Inflation is running at 8.3 percent a year. This is a retroactive rate. It tells us that prices in April were 8.3% higher than last April. On a forward-looking basis, things look much better. The monthly price increase in April was 0.3%, compared to 1.2% in May. At this rate, inflation over the next 12 months will only be 3.7%. Both nominal and inflation-linked bond markets jointly predict even less inflation, around 3%.
But predictions can be far off. Last April, the market forecast annual inflation below 1%. Moreover, according to the latest data, core inflation rose from 0.3% in March to 0.6% in April. Core inflation excludes food and energy price volatility. If inflation runs at 0.6% per month, we are talking about 7.4% inflation next year.
Can high inflation continue? It can. Bottlenecks will ease and grain and energy prices will fall as other countries compensate for reduced supplies from Russia and Ukraine. But the long-term financial situation of our nation is dire. And, like other countries in fiscal difficulty, our country makes money by making money, that is, by printing it (electronically). If Congress does not raise taxes or cut spending, high inflation could take root.
For retirees living on fixed incomes, inflation at, say, 7.4% means financial ruin. About 12 million retired public and local government employees live on pensions whose COLAs (cost of living adjustments) are generally limited to 2-3%. Their pensions have lost at least 5.5% in purchasing power over the past year. A decade of 8.3% inflation will halve their real retirement incomes. Yes, social security benefits are indexed to inflation. But most police officers, firefighters, teachers, etc. retired receive no benefits or greatly reduced benefits from the system.
Is inflation also hitting the 52 million other American retirees? Absolutely. Yes, their social security benefits are indexed to inflation. But the taxation of these benefits is not. There are two thresholds, set in dollars, above which 50% and then 85% of Social Security benefits are subject to federal and some state income tax. With enough inflation for enough years, sliding Social Security brackets will leave all recipients paying taxes on 85% of their benefits.
Besides its impact on real after-tax pensions and social security, inflation is an investment nightmare for all retirees. It is collapsing in the stock and bond markets, largely due to the enormous uncertainty about its future course. For those who flee to cash, treasury bills or their equivalents, inflation turns these “safe havens” into guaranteed losers.
Suppose you put $100,000 in a checking account in the past year because you feared the stock market was overvalued and the bond market was crushed by rising interest rates. Well, your flight to safety cost you $8,300 in buying power.
What about buying inflation-indexed bonds, called TIPS (Treasury Inflation Protected Securities). If you buy and hold TIPS, your real pre-tax return is guaranteed. But not your real after-tax return since inflation as well as the real component of the TIPS return is taxable.
I looked at the tax impact of inflation by holding TIPS. Of course, each case is different. But I considered a hypothetical 65-year-old woman, call her Maya, with $2 million invested in 30-year-old TIPS with zero real return. If inflation stays at 7%, rather than 0% year after year during his retirement, his real lifetime expenses will fall by 14%. If Maya currently has $5 million, the success is 28%.
In short, inflation, at least for now, is wildly high. And it jeopardizes the finances of retirees, whether they are on fixed incomes, collecting social security or investing in what should protect them from inflation, namely TIPS.
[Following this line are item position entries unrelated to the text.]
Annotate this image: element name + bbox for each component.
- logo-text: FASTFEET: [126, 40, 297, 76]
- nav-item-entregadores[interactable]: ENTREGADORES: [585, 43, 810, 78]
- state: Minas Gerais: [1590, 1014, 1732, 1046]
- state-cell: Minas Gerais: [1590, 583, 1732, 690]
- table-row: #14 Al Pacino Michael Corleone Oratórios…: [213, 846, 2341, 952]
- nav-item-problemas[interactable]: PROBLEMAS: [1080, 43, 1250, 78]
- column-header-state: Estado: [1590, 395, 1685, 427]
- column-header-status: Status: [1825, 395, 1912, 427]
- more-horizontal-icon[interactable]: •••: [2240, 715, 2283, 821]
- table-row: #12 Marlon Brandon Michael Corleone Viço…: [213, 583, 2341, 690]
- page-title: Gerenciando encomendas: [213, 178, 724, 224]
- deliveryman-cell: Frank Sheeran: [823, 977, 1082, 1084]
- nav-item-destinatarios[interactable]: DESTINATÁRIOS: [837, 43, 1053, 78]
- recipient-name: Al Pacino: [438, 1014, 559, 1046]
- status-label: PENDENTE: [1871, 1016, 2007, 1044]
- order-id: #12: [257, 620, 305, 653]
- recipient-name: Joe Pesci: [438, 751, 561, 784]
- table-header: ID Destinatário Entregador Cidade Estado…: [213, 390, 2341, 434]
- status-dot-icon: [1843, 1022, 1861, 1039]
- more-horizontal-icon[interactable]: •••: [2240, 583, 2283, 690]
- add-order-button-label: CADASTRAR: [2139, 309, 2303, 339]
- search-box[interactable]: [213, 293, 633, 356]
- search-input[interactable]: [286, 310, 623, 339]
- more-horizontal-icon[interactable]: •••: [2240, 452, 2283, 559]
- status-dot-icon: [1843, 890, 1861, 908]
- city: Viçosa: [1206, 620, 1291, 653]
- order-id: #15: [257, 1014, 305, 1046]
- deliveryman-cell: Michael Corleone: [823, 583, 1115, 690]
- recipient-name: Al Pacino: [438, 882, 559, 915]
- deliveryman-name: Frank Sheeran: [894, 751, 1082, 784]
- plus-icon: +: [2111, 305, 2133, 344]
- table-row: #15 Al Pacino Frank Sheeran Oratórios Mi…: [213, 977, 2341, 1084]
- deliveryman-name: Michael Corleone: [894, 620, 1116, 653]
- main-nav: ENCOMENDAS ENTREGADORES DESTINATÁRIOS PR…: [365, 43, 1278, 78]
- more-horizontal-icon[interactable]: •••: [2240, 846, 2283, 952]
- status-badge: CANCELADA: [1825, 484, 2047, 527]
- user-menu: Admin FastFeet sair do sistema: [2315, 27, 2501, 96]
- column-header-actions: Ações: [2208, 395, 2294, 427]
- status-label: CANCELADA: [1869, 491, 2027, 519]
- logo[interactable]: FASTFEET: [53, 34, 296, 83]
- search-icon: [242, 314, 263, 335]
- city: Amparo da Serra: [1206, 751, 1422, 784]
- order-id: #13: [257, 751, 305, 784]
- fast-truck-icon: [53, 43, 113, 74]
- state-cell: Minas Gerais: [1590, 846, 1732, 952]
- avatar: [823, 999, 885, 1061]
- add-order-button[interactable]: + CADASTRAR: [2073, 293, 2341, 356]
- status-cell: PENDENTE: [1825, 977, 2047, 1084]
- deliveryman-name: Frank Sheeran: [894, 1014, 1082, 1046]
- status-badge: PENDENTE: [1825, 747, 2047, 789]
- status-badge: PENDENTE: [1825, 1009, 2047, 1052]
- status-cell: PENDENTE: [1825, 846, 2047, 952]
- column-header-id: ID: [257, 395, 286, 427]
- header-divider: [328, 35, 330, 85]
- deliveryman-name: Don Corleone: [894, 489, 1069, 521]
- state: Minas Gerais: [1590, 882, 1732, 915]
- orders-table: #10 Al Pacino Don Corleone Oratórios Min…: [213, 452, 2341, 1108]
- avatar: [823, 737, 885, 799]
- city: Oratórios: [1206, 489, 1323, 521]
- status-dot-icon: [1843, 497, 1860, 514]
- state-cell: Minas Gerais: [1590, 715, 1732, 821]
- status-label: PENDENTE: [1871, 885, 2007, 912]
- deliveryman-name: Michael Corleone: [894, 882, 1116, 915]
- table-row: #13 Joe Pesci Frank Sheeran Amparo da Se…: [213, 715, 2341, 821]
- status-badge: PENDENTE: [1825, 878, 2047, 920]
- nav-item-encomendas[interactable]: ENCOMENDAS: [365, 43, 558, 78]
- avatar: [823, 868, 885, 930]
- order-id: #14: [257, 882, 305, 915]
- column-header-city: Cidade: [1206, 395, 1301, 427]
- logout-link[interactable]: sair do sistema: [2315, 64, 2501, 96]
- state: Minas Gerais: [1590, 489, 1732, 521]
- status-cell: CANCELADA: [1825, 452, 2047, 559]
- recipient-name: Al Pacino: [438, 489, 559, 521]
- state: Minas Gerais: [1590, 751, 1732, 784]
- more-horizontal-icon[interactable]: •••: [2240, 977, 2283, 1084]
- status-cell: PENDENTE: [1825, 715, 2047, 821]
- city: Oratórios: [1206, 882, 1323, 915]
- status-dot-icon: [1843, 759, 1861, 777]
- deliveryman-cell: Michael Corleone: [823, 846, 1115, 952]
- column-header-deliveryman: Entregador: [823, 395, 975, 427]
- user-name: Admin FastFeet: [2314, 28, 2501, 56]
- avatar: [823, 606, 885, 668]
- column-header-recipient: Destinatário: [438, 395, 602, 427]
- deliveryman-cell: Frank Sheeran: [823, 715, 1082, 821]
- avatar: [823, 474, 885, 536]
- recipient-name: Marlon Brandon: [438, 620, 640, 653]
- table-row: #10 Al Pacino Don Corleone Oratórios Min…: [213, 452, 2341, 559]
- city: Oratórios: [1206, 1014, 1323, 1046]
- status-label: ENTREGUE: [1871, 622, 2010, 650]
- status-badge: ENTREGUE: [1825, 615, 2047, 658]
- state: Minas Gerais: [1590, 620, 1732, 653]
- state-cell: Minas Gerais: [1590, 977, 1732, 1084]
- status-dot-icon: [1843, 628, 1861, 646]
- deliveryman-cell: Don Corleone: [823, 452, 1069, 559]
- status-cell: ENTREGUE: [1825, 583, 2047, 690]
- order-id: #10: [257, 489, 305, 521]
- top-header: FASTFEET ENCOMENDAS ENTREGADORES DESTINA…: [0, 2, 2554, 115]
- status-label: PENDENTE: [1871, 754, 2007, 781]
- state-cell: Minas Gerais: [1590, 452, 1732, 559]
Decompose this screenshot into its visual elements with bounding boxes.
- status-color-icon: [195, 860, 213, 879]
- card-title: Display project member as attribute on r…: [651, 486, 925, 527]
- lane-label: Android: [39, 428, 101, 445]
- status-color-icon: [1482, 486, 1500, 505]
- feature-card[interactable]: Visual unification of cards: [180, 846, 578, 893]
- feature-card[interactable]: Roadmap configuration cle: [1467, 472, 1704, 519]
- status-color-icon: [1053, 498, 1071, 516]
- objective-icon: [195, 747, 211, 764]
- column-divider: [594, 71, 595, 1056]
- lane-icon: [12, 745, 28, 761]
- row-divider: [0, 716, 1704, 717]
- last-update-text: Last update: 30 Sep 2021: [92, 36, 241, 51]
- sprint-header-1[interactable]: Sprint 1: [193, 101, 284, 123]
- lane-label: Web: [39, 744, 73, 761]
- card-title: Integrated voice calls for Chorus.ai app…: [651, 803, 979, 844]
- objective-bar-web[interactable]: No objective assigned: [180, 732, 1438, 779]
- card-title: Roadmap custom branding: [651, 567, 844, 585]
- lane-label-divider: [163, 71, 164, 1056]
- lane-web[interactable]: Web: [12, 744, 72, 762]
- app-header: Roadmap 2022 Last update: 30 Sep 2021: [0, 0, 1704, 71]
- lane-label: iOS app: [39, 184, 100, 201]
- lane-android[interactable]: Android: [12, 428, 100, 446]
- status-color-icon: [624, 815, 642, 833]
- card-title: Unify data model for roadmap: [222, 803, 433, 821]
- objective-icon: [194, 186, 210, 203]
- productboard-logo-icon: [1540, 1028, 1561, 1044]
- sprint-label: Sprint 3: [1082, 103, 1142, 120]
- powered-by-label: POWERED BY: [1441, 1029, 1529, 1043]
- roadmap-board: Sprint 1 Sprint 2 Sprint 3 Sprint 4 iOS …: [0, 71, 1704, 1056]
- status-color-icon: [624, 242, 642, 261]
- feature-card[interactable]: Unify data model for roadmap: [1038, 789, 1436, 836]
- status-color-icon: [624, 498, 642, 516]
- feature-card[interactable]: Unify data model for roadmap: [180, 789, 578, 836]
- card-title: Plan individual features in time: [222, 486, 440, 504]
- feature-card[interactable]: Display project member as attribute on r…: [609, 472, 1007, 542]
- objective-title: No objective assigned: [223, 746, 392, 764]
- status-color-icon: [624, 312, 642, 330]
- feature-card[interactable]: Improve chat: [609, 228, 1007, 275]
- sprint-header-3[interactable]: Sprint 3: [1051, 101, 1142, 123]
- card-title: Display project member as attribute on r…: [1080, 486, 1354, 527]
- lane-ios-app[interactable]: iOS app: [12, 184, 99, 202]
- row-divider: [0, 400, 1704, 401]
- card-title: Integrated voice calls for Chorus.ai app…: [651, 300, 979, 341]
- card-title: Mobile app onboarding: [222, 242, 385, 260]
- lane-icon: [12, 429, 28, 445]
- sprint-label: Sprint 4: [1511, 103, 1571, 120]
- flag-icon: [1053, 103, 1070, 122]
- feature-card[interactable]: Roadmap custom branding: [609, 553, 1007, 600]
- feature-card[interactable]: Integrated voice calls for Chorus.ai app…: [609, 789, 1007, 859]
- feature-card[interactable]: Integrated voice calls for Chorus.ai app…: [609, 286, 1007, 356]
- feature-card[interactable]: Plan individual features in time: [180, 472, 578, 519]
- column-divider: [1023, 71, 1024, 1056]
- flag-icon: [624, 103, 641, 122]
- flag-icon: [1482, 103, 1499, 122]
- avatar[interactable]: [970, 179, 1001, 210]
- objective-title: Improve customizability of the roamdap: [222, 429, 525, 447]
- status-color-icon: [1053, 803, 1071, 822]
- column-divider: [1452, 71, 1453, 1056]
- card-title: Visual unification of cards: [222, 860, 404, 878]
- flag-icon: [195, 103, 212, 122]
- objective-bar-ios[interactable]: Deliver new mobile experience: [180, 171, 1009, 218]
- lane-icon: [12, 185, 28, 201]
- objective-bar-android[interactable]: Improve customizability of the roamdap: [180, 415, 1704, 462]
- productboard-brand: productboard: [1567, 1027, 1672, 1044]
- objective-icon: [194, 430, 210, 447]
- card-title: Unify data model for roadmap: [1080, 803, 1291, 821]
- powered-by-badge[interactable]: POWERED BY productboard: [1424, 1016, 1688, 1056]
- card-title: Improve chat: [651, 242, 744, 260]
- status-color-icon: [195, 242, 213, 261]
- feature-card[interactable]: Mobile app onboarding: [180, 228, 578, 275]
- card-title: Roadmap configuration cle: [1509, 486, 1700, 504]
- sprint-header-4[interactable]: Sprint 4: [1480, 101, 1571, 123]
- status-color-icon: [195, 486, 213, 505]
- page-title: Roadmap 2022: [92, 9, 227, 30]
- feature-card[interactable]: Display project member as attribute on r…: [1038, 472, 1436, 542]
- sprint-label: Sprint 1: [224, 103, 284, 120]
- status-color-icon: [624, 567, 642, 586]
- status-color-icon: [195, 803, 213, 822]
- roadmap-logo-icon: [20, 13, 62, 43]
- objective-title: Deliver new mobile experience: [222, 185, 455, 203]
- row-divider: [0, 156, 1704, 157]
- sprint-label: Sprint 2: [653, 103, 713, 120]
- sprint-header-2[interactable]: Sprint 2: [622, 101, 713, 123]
There are three simple ways Congress can protect seniors from inflation. First, it can index the tax thresholds for social security benefits. Second, it may change the tax treatment of TIPS so that only the actual component of the return is taxed. Third, it can allow retirees to exchange nominal future income conditional on survival for inflation-indexed income conditional on survival at the same present (present) value.
So a 70-year-old retired Detroit police officer, Steve, might agree to pay the $50,000 retirement pension he will receive at age 80 to Uncle Sam for, say, $45,000 in indexed dollars. ‘inflation. This assumes that the current market value of the nominal benefit of $50,000 at age 80 is the same as the current market value of the actual payment of $45,000 at age 80. If Steve does not return the $50,000 at age 80, he will not receive the inflation-adjusted payment of $45,000.
This third policy would give seniors something the market does not offer: the ability to purchase inflation-indexed annuities. Retirees would buy nominal annuities and immediately enter into swap agreements that turn them into inflation-indexed annuities.
Only the government can protect us from the risk of an expected increase in taxation, because only the government sets our taxes. And only the government can protect us from the risk of inflation because only the government can control inflation. As for entering into futures contracts to exchange, on an annual basis, nominal dollars for real dollars, that is also something that Uncle Sam can easily do.
No one knows how long inflation will last, let alone its future rate. But there’s no reason Congress should allow inflation to financially terrorize America’s 64 million retirees.
Laurence Kotlikoff is an economist at Boston University, president of MaxiFi.com, and author of “Money Magic – An Economist’s Secrets to More Money, Less Risk, and a Better Life.”